In your office plan, identify a refuge point, an area for people with mobility issues, vision impairment, seniors, and pregnant people to convene in case of evacuation. Newer buildings will already have a refuge point included in the floorplan. In older buildings you may need to designate one.
In instances such as this, the use of stair evacuation chairs will be an absolute necessity, as elevators may have lost power in office and condo buildings. An Evacuscape evacuation chair will allow the transportation of these persons down staircases comfortably, efficiently and safely. Our chairs are strategically designed to maneuver smoothly both down the stairs and then outside onto flat land so that those in need of assistance can calmly get to the designated emergency evacuation point.
The ownership of our high quality evacuation chairs allows for a safe and equal evacuation plan — for everyone.
Lastly, if an evacuation has been called, follow local guidance listen to the radio, and read online reports for updates.
There are some steps you should take during a power outage to prepare for the long haul and to guarantee everyone is safe and as comfortable as can be.
Measures to Take During a Power Outage
- Lock windows and doors. This is important in newer builds where automated security systems may not be working.
- For safety issues, use flashlights over candles if possible.
- Unplug major appliances and turn down your thermostat — doing this will minimize the risk of a power surge when it’s restored. A power surge could damage your appliances.
- In the winter, leave taps slightly open to prevent pipes from freezing.
- Try to minimize your cell phone use to save your battery.
- If the power is expected to be down for some time, move perishables to the freezer or put them in a cooler with ice if you’re able to do so.
In addition to planning for a power outage, you should also invest in some tangible power outage provisions.
Items You Should Consider Keeping on Hand
- Bottles of water (at least 2 litres per person, per day).
- A first aid kit.
- Non-perishable food like canned fruits and vegetables (make sure that you have a working can opener at home or office — a can opener that barely works is annoying at the best of times!). Be sure to check the expiry date on these items annually.

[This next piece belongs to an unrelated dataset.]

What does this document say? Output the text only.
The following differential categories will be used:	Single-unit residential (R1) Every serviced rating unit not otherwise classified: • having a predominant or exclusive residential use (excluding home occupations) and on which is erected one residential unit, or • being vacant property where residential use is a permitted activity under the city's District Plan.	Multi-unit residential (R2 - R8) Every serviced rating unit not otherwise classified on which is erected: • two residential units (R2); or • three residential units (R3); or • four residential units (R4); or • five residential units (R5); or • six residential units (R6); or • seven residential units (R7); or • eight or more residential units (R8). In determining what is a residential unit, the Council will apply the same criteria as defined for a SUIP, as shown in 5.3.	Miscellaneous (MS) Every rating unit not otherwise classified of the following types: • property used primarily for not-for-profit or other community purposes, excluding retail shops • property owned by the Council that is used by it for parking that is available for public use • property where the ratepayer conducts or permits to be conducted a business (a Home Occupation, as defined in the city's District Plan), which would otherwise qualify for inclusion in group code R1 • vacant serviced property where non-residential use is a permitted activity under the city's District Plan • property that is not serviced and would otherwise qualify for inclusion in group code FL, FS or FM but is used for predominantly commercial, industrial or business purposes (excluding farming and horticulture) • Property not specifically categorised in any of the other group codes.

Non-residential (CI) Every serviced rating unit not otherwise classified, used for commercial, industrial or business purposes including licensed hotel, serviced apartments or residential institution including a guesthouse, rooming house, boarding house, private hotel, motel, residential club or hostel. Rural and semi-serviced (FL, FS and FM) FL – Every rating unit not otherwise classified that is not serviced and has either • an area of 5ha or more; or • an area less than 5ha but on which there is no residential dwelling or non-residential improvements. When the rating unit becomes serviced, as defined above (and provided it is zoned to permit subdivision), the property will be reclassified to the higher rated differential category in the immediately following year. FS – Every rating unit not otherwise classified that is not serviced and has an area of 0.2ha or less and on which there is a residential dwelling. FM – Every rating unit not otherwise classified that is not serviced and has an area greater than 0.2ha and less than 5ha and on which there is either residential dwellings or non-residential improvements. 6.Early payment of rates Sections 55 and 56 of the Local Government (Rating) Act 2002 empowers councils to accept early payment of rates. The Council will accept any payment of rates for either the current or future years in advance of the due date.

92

- A battery-powered flashlight or radio (make sure you have extra batteries).
- A solar charger for phones.
- Always make sure that you have medications well stocked.
- Extra rolls of toilet paper.
- Heavy blankets or sleeping bags.
- Spare clothing and footwear.
- Spare keys to your home, office, and vehicle.
It’s recommended by the Canadian Red Cross that you have provisions in place to last three days.
Knowing what to do in a power outage can be distressing. Being in the dark (quite literally) never feels good. By planning ahead and stocking up on some power outage essentials, you’ll be as comfortable as possible until the lights come back on.